Use-Case 2: Push it!
MATRIX AI Pose Detection could be used in a variety of workout applications. It would be relatively straight-forward to develop an application wherein users purchase pre-set workout videos. As users complete their workouts, the application could use the AI Pose Detection to grade and evaluate a user’s performance by tracking and measuring their form, speed or other metrics. Perhaps users can even be rewarded for how well they perform via tokens to unlock the next level of workout programs.
More passive health applications are also easy to imagine. A home office sensor that can trigger a warning when your posture deteriorates or when you’ve been sitting too long could be developed. Of course, similar solutions currently exist in other forms, but AI Pose Detection will enable further optimization. People won’t be able to shake their step counters to get over 10,000 anymore.
Use-Case 3: Health Literacy
Imagine a doctor uploading an image or a scan of their patient’s lungs. This image could serve as a kind of baseline. Then, on a regular basis, a doctor could upload newer scans. The MATRIX AI Object Detection could enable applications to notice changes as they appear. For instance, what if a growth suddenly appears? Even a small change could be automatically detected. With enough training, the MATRIX AI Object Detection could also be able to differentiate between cancerous or benign tumors. The impact of certain experimental treatments could also be tracked and measured.
Depending on the application design, there are vast implications for researchers and practicing physicians. Imagine a shared database of all these scans — each automatically identified and tagged as healthy, cancerous or otherwise by the MATRIX AI Object Detection. Other information about the user’s age, gender, weight and other metrics could also be recorded. This database could be shared with researchers around the world. Additionally, this database could aid physicians in their daily treatment of patients.

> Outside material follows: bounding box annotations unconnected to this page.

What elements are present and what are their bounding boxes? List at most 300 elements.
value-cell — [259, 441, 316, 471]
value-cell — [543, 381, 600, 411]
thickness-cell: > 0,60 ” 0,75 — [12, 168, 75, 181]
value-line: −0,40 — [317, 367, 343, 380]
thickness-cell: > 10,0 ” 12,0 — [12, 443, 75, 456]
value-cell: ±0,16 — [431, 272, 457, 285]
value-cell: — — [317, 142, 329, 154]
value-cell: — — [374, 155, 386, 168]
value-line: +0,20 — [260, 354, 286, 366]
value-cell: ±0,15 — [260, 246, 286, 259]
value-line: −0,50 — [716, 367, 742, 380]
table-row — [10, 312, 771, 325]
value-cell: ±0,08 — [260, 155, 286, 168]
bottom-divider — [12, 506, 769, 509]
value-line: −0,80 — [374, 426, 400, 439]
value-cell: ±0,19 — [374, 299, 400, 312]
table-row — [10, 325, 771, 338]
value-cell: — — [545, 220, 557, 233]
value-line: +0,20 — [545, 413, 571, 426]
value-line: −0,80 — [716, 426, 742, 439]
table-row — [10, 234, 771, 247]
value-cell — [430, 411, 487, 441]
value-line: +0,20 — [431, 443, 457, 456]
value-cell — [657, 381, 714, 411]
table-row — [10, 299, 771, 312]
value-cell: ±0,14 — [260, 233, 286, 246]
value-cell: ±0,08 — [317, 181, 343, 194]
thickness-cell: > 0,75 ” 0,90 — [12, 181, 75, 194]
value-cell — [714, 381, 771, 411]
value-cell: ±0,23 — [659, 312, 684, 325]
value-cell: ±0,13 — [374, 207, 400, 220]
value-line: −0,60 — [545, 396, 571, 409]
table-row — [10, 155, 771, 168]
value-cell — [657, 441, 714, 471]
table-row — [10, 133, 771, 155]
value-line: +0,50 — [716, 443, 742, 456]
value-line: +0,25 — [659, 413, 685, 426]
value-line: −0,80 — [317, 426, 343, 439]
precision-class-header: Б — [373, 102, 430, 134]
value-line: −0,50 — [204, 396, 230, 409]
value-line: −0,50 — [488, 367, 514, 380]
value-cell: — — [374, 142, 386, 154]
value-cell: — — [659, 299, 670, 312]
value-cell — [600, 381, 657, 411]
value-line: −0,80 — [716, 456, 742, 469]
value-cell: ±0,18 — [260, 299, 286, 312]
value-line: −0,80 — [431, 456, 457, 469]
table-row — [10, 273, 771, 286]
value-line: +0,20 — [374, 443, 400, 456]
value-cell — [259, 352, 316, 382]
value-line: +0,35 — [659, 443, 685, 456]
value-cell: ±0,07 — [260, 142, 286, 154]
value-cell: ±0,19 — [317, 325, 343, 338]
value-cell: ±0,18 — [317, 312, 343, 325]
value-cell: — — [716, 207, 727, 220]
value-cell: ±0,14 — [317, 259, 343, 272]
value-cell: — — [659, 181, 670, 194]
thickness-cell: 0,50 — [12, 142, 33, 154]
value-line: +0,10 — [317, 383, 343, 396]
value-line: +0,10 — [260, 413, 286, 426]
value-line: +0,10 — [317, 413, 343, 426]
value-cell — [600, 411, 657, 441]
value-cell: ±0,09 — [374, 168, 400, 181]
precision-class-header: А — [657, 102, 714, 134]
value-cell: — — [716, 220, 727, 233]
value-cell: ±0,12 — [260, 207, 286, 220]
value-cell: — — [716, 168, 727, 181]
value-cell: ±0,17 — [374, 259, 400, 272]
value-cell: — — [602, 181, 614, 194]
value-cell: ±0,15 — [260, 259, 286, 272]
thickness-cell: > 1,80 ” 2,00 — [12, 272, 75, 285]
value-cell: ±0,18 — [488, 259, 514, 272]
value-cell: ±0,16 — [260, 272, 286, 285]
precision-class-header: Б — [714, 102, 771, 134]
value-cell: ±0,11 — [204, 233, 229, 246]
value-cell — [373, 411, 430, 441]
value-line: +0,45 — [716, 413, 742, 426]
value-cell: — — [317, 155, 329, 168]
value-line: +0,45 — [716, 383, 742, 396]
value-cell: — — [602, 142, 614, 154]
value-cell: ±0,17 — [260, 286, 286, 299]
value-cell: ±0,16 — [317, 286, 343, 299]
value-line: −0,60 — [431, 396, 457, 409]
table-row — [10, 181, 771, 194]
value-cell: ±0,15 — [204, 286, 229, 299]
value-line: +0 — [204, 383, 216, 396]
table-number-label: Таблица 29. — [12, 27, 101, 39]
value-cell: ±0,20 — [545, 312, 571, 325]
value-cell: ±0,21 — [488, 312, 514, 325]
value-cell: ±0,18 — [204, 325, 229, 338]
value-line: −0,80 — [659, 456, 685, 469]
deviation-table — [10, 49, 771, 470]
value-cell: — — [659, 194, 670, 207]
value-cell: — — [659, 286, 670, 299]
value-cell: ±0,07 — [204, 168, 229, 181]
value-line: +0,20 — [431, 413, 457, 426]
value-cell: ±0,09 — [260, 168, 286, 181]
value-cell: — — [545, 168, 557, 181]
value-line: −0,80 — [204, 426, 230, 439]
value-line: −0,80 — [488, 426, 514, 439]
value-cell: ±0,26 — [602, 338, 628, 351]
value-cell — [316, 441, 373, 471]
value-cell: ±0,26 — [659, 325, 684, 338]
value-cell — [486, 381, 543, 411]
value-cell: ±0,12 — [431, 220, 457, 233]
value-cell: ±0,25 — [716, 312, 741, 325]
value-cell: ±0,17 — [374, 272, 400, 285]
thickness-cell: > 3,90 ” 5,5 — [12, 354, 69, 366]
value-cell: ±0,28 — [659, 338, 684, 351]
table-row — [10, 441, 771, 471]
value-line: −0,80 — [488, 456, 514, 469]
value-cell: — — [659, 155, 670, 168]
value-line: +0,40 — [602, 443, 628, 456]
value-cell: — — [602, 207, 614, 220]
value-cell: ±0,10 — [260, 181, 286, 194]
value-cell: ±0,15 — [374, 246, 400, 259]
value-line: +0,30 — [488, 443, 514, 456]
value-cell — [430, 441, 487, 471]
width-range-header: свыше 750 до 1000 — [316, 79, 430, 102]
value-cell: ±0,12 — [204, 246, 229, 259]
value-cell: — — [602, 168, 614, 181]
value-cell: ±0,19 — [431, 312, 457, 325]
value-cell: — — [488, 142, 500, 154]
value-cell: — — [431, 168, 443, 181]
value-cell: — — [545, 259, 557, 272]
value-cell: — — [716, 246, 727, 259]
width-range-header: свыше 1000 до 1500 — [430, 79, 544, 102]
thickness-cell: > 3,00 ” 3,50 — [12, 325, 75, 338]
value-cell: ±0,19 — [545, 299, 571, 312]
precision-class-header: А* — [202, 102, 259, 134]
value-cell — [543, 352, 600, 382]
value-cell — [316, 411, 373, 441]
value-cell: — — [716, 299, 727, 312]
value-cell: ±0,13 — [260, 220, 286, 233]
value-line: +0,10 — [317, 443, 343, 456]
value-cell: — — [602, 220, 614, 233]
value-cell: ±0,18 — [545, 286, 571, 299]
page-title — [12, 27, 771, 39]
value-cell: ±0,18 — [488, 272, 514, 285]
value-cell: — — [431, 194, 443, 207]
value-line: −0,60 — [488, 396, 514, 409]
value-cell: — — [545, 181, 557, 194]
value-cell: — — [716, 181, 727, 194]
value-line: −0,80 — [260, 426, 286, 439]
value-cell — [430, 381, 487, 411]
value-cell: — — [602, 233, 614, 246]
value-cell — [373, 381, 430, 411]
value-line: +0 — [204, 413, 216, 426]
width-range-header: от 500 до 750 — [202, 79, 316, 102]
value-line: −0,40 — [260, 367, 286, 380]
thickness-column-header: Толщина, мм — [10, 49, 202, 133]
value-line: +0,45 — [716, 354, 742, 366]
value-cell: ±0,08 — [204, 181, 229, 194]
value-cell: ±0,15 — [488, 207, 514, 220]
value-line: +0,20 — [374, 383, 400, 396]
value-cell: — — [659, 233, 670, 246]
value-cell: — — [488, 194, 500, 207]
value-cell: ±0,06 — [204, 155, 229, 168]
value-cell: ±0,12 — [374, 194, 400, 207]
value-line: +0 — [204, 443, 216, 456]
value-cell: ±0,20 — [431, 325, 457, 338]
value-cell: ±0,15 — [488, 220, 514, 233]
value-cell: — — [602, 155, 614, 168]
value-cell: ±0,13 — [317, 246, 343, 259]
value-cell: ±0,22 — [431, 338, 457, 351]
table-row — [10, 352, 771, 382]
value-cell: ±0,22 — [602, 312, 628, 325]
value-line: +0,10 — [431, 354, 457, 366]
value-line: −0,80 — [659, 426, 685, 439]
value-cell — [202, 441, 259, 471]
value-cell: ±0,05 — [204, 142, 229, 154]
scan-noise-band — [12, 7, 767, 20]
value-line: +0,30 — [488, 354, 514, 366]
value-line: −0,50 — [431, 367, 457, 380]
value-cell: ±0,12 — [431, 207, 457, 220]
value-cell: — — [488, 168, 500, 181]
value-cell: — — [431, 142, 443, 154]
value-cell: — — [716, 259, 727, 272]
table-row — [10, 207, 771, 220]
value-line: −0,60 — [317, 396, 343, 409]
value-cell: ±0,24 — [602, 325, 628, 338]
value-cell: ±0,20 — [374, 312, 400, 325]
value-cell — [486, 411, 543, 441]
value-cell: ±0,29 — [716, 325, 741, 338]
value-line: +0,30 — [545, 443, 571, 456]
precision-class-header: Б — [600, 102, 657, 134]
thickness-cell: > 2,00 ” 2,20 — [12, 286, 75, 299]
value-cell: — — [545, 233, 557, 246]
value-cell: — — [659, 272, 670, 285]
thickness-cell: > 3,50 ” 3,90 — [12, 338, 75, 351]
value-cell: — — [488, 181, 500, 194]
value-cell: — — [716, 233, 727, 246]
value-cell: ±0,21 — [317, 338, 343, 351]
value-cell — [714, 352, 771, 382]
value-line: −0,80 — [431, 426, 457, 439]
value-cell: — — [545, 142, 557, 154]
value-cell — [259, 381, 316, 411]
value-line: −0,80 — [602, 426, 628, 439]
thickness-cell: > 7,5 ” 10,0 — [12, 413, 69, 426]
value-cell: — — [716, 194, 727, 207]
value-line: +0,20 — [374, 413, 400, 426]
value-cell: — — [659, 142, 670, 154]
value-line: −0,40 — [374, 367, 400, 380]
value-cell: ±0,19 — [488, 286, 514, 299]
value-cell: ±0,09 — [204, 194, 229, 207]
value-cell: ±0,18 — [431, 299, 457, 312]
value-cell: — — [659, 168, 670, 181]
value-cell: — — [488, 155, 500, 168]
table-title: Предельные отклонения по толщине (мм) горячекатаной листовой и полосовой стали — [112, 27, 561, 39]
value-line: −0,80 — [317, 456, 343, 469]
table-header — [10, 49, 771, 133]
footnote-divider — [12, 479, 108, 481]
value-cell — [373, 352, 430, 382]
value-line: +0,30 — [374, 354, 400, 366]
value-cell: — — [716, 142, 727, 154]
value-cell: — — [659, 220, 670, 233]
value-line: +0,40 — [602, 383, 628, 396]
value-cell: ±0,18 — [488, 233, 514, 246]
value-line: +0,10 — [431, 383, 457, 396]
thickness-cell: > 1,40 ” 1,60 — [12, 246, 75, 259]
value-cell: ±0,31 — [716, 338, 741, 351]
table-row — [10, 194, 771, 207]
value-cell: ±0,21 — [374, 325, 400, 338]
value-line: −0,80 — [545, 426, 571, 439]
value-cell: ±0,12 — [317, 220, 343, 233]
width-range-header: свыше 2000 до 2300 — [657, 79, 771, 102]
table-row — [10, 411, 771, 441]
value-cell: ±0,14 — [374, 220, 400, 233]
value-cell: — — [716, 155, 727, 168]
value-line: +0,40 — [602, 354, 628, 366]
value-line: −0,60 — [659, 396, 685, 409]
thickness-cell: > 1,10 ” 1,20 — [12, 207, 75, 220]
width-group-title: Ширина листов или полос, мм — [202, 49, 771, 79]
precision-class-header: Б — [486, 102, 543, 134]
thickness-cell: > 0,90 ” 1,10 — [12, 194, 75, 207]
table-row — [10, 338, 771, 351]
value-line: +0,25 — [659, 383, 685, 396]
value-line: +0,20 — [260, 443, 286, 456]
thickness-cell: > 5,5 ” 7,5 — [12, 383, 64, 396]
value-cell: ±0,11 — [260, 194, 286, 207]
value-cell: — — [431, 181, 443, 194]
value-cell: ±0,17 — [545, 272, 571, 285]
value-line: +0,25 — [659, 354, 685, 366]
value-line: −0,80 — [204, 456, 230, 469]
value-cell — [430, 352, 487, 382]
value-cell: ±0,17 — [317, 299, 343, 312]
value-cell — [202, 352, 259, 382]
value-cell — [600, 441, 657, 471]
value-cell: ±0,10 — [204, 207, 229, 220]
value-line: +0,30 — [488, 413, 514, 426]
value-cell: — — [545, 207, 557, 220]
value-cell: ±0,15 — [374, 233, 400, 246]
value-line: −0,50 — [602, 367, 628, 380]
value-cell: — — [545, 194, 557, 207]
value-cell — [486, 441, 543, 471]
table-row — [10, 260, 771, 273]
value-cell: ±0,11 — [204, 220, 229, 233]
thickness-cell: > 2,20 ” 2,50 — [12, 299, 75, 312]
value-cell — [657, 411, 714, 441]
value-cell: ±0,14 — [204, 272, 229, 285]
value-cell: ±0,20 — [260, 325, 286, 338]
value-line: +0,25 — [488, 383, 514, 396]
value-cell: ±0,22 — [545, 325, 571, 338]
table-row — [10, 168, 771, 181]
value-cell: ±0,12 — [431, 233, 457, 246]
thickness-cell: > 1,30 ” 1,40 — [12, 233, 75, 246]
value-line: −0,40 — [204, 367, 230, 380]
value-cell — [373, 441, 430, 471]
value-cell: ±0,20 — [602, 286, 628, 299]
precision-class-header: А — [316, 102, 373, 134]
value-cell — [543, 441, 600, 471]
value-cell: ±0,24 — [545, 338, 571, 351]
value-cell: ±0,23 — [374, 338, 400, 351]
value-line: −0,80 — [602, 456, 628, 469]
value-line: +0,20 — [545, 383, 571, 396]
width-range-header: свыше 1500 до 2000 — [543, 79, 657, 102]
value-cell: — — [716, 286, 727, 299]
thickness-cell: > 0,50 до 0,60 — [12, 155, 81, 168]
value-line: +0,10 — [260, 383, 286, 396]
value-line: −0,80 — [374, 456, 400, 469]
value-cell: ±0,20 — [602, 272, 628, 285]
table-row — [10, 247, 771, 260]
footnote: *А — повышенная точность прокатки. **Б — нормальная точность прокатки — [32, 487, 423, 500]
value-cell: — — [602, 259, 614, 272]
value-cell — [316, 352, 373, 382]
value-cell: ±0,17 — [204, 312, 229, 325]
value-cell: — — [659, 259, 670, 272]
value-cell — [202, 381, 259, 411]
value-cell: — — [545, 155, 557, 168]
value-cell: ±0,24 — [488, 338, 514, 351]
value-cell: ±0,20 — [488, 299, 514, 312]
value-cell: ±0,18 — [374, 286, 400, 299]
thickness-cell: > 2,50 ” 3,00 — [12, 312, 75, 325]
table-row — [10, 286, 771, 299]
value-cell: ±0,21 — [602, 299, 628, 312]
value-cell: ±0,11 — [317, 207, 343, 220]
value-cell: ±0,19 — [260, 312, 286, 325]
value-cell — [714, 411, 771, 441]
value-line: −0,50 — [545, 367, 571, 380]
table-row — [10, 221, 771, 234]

The MATRIX AI Object Detection, AI Pose Detection and other unannounced features don’t work in a vacuum, they are tools that can be combined and used to elevate real world applications. However, these kinds of AI processes can also be incredibly power-intensive. This is one of the many contributions of blockchain technology. The shared computing power enabled by blockchain technology has a democratizing effect on the ability of individuals to interact with AI technology. Additionally, as the MATRIX AI Network grows, this vast computing power will enable AI applications beyond the scope of current limitations. The relationship between blockchain and AI is certainly a topic worthy of discussion. More will be shared about these sibling-technologies’ relationship in the coming weeks and months.
Imagining how these applications might shape the world is an inspiring endeavor. While clever people in the MATRIX community and around the world are sure to come up with even better ideas, the above examples hopefully assuage concerns that the AI Object Detection and Pose Detection are simply fun distractions. Rather, they are the early building blocks of useful, real-world applications.